Предметом анализа Галины Ивановны Данилиной (Тюменский гос. университет) является «Роман Германа Гессе “Игра в бисер” в свете идей А. В. Михайлова». Об этом романе, как и о Гессе вообще, А.В. Михайлов писал очень мало. Если не считать нескольких упоминаний имени писателя в разные годы, то Гессе посвящена лишь небольшая рецензия ученого на выход книги «Избранное» в серии «Мастера современной прозы» (1984; опубл. в журнале «Литературное обозрение» в 1986 г.) Однако сказано Михайловым о Гессе многое, только не напрямую, а опосредованно – через содержательные смыслы его научного дискурса. Цель доклада – показать тот новый взгляд на роман «Игра в бисер», который открывают идеи А. В. Михайлова, связанные с концепцией науки. В начале доклада обсуждались главные акценты в рецепции романа «Игра в бисер», сделанные А.В. Михайловым в рецензии 1986 г. – это сохранение культуры как главный вопрос романа и проблема истории, ее роли в сохранении культуры. Далее рассматривалась «игра в бисер» как тематически-мотивный комплекс книги Гессе, основанный на идее универсальности научного знания. По самому своему существу эта идея близка размышлениям А.В. Михайлова, о задачах науки; сопоставление этой идеи у Гессе и Михайлова составило основную часть доклада, в которой выявлено, что интердисциплинарность «игры в бисер» – аналога научного исследования близка широким замыслам Михайлова по объединению истории и теории литературы и культуры в единую научную дисциплину, – замыслам, масштабно и творчески реализованным в его собственных трудах. Смыслообразующим началом в этом плане выступает история как «ключевое слово культуры», призванное задавать направление филологическому исследованию; в обсуждении проблемы истории в трудах Михайлова также слышатся глубокие и дискуссионные отзвуки романа «Игра в бисер».

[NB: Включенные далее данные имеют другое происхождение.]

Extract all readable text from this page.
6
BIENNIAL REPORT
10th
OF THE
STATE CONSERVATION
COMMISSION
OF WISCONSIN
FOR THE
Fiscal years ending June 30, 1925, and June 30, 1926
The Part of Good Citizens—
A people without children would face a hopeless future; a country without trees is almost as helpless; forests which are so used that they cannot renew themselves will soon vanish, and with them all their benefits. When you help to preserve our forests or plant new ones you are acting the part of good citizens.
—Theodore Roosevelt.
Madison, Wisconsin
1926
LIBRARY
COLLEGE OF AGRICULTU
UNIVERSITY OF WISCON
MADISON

Автор доклада делает следующий вывод: жанр «Игры в бисер» в германистике традиционно определяется как философский, интеллектуальный роман, как роман воспитания, роман культуры. В свете идей А.В. Михайлова книга Гессе обретает новое смысловое измерение и прочитывается как роман о науке и ее самых насущных, актуальных в наше время проблемах. С другой стороны, и труды Михайлова получают дополнительный проясняющий смысл в свете идей романа «Игра в бисер», ставшего одним из источников для творческой мысли А. В. Михайлова.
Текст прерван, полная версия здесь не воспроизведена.